Taylor’s University vice-president Prof Dr Selvaraj Oyyan Pillay lauded the new system and said it would put Malaysia on par with some of the best education systems in the world.

Selvaraj, who is the head of the university’s Centre for Continuing Professional Education (CPE), said the introduction of PT3 was very timely because Malaysia is moving towards a global approach to education.

“This system has been implemented at most developed countries and this is definitely a good system for Malaysia to go forward,” he said.

Selvaraj said PT3 would be able to enhance the relationship between the school, teachers and its students, as it will bring the students’ talents to the attention of teachers.

“Teachers who know their students well would be able to assess them, instead of having an examiner who doesn’t know them at all and how they are performing at school.

“Teachers can now understand their students better, not only based on their academics results, but based on their vocational skills as well,” he said.
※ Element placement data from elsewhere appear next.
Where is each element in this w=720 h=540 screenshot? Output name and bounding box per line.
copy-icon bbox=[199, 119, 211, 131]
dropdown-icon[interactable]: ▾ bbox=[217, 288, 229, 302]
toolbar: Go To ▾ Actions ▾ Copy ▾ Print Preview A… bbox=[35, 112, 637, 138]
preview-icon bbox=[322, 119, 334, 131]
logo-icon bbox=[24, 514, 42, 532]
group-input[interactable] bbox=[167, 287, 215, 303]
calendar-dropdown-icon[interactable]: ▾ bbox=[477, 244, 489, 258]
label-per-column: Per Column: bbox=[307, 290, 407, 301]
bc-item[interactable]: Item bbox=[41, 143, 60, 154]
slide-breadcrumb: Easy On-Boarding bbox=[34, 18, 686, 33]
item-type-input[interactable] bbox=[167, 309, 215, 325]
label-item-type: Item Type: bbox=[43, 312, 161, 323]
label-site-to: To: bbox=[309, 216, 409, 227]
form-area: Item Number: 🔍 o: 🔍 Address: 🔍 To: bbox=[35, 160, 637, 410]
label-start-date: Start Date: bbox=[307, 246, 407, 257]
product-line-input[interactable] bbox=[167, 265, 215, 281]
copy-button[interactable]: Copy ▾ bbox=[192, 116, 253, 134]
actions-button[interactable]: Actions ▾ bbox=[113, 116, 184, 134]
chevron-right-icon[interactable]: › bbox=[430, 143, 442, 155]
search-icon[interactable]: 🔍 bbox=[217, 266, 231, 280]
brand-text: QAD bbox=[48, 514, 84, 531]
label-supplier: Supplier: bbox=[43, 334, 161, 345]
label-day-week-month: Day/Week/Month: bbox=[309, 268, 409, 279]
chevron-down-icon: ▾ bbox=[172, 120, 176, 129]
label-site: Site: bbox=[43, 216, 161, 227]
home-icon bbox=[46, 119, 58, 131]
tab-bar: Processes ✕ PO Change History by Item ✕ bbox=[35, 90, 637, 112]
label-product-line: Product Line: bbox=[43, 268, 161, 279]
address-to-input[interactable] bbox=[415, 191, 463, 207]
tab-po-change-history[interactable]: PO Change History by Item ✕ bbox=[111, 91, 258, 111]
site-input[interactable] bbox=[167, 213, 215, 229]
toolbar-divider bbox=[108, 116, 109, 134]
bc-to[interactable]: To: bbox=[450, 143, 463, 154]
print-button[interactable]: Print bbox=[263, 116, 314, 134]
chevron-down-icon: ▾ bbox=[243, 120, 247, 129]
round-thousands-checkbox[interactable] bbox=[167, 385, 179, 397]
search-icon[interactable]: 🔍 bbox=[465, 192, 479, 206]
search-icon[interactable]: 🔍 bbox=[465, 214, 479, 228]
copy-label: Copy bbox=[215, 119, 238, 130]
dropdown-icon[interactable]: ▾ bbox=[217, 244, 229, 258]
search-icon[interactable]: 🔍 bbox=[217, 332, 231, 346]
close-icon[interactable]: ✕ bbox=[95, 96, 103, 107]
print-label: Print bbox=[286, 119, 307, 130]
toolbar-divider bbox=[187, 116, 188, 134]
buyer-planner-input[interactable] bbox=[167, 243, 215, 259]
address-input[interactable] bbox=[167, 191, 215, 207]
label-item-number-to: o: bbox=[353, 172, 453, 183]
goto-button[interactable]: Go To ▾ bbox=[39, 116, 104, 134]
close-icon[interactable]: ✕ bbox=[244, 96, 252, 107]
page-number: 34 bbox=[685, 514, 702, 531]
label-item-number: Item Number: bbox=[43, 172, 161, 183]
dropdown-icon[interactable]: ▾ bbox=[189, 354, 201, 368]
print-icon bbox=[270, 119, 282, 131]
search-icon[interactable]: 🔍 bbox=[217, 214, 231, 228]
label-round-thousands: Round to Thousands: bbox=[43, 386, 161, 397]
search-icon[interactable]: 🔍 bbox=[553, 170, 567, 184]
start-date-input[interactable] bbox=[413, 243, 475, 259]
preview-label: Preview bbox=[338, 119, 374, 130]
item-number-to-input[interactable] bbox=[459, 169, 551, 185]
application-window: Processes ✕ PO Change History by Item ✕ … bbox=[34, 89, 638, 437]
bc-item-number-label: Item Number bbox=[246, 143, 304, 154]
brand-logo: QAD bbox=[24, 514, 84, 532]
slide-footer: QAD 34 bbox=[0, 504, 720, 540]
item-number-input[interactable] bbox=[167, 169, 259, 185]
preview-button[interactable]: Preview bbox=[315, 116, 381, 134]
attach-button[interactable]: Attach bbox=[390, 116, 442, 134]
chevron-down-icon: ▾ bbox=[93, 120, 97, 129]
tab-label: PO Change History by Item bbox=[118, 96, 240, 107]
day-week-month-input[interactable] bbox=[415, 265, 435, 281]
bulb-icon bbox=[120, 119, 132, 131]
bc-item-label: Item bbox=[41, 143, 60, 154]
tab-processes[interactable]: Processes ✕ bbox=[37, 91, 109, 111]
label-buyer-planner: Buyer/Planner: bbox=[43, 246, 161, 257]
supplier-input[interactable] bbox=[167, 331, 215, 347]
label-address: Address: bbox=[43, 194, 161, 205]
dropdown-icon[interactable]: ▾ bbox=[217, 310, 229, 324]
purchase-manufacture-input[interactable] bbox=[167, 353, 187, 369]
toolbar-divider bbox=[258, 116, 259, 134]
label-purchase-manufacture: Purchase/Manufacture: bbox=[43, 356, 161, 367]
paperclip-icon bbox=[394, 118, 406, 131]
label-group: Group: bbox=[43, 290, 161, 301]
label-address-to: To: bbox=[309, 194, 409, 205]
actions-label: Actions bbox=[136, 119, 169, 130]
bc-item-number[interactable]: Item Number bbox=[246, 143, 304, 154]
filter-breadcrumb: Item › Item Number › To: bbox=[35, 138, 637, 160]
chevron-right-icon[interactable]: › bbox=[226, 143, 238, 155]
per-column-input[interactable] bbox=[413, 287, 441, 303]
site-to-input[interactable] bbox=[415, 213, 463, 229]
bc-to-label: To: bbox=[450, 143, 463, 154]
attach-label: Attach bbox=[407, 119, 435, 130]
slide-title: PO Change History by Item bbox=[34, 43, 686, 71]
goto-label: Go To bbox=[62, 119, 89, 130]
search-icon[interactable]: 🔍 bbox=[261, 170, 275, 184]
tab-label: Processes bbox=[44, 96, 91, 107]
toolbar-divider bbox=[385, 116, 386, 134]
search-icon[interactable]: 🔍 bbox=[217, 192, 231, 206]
Lead Training Centre faculty mentor, Prof Dr Hoo Ke Ping stressed the advantage of PT3 as it could overcome the number of school drop-out cases as it would sustain a student’s interest during lessons.

He said the new assessment format would allow students, who may have the potential to improve themselves academically, to stay on and continue with their studies.

Hoo said there were about 150,000 cases of students dropping out of school annually due to unsatisfactory exam results, and this figure represented about 30 per cent of the overall student population.

He said the PT3 could help to dramatically reduce these statistics as a lot of their assessment is spread out in the school year, and based on various assignments they have to complete.

“With the PT3 under the schoolbased assessment or PBS, students would be interested to come to school where they would have a chance to cultivate their talents through field work and not merely based on exams,” said Hoo, whose field of expertise is finance and economics.

The Education Ministry today till July 18 for all schools to hold the final PT3 assessment for History and Geography, which would be conducted via case studies instrument.

All secondary schools have been allocated 24 days, beginning Aug 6, to conduct oral tests (listening and speech) for Bahasa Melayu and English language.

The ministry has also fixed Oct 12 until Oct 17 for schools to conduct written tests for Bahasa Melayu, English Language, Science, Mathematics, Islamic Studies, Living Skills, Arabic, Chinese, Tamil, Iban and Kadazandusun language subjects.